Conclusions DCPRNet was successfully developed by optimizing the ResNet-34 architecture and introducing the DCFC module and average pooling residual module. The model effectively enhances cross-channel information interaction, significantly strengthens feature representation ability and key feature extraction efficiency, and achieves a balanced trade-off between classification accuracy, computational cost, and model robustness. Experimental results and visual analysis fully validate its superiority over mainstream models on multiple datasets, confirming its good robustness and adaptability to different image scenarios and data distributions.
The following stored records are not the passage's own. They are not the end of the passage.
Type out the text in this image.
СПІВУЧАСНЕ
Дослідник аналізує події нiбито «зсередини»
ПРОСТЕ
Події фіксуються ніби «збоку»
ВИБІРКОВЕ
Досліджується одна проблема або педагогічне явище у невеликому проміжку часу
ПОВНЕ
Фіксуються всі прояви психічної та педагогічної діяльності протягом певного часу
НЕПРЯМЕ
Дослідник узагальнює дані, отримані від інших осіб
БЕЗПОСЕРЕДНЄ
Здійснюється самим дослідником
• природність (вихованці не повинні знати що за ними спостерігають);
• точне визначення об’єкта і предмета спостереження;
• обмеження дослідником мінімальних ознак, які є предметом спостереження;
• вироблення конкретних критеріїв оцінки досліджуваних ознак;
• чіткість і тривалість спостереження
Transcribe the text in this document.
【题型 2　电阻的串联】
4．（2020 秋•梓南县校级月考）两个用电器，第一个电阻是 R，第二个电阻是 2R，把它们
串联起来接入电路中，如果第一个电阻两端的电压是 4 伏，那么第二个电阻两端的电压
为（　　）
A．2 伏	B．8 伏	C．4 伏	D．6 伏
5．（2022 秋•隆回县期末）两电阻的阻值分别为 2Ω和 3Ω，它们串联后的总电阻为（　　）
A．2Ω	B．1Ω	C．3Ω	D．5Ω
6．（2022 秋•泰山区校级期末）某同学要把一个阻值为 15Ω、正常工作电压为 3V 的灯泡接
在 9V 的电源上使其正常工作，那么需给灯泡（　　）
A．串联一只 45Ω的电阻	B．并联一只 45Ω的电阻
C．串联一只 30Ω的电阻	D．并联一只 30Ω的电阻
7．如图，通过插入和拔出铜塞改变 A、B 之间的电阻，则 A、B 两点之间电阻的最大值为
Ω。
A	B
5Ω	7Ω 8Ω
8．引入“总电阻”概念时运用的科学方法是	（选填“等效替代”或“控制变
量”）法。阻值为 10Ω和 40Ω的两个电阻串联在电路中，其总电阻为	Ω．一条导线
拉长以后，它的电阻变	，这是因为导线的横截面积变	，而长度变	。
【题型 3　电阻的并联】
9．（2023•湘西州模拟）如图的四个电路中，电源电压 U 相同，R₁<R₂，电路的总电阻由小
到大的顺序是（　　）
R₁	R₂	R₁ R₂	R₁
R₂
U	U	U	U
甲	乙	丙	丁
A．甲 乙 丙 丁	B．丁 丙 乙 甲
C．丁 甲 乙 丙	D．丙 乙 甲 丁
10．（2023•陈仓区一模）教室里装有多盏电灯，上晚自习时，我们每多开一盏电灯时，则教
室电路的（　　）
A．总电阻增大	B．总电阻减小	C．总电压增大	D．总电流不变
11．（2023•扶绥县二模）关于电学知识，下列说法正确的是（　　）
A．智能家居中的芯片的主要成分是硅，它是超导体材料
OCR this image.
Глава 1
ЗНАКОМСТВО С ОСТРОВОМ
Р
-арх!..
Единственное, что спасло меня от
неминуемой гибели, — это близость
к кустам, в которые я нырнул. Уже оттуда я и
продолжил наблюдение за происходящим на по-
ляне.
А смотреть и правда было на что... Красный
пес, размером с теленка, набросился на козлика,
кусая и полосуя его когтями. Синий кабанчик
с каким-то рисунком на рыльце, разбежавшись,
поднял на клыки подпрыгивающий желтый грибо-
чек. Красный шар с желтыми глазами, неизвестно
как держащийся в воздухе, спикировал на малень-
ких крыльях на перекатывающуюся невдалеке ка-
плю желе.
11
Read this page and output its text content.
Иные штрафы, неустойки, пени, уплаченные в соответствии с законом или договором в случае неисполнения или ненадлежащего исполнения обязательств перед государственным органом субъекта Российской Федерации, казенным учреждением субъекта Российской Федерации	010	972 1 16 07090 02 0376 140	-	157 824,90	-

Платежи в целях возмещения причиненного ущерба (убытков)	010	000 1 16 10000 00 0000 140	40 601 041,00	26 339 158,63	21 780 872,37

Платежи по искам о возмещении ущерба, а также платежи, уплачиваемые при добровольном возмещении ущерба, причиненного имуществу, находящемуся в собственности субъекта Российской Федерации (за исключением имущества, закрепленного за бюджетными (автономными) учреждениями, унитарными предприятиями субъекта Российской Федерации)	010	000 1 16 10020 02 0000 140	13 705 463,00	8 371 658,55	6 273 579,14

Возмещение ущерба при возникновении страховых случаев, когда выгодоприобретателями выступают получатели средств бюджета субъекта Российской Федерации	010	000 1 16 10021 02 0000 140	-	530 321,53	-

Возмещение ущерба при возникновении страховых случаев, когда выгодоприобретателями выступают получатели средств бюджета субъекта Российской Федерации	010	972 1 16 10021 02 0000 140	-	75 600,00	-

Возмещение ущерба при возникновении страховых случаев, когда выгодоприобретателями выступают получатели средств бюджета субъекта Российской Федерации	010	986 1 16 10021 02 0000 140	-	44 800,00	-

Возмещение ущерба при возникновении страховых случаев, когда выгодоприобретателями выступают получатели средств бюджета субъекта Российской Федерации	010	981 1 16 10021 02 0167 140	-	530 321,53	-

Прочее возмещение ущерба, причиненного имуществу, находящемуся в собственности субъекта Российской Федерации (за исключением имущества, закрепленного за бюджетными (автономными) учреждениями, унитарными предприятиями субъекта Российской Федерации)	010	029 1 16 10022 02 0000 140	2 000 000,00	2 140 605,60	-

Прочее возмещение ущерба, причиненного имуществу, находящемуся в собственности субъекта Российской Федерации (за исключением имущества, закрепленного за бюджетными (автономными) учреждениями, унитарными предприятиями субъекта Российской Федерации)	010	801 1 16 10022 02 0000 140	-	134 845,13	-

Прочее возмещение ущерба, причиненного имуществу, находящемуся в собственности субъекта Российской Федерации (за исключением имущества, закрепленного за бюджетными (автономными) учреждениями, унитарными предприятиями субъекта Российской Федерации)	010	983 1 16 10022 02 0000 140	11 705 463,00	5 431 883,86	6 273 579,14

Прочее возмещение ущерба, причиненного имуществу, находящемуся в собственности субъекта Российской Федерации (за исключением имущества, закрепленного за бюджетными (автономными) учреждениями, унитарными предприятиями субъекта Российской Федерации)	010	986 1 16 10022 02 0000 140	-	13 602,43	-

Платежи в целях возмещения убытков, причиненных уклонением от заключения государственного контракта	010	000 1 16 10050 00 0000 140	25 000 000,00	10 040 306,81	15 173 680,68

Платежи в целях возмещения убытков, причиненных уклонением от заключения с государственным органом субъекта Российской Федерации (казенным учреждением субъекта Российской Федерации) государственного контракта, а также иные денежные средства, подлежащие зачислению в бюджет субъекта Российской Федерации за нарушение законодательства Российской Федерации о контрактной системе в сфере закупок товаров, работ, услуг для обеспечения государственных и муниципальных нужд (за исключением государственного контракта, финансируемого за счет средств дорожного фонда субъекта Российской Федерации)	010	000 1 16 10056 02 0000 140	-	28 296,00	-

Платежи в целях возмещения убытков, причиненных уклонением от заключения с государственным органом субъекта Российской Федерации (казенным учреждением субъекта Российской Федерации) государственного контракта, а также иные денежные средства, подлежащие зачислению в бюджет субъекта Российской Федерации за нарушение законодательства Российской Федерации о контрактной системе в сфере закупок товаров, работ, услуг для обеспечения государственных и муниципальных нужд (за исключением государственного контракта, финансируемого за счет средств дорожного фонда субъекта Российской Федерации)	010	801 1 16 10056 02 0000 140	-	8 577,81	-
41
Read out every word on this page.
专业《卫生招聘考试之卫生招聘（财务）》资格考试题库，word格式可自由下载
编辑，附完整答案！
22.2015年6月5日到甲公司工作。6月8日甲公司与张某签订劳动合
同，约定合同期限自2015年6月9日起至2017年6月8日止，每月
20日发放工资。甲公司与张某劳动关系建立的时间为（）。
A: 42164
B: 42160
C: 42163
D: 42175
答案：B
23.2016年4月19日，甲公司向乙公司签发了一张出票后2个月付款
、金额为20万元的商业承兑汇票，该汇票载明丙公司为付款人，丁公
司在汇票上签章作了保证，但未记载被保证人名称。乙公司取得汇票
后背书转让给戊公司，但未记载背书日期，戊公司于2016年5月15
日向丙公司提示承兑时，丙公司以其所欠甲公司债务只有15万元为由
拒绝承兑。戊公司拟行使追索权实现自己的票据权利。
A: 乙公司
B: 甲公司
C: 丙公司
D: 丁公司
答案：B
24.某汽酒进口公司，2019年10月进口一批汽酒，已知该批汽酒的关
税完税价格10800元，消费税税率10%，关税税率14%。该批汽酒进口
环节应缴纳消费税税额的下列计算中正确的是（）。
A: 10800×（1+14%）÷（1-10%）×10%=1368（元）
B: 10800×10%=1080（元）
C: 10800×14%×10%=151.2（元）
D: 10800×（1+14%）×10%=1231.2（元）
By addressing the core flaws of traditional image classification networks—such as insufficient channel interaction, excessive feature loss during downsampling, and limited feature calibration capability—DCPRNet provides a reliable technical solution for image classification tasks in multiple fields including medical imaging, intelligent surveillance, and remote sensing detection. It also offers valuable theoretical and practical reference for the further optimization of deep learning-based image classification models, laying a solid foundation for the development of more efficient, accurate, and lightweight computer vision algorithms suitable for edge computing devices.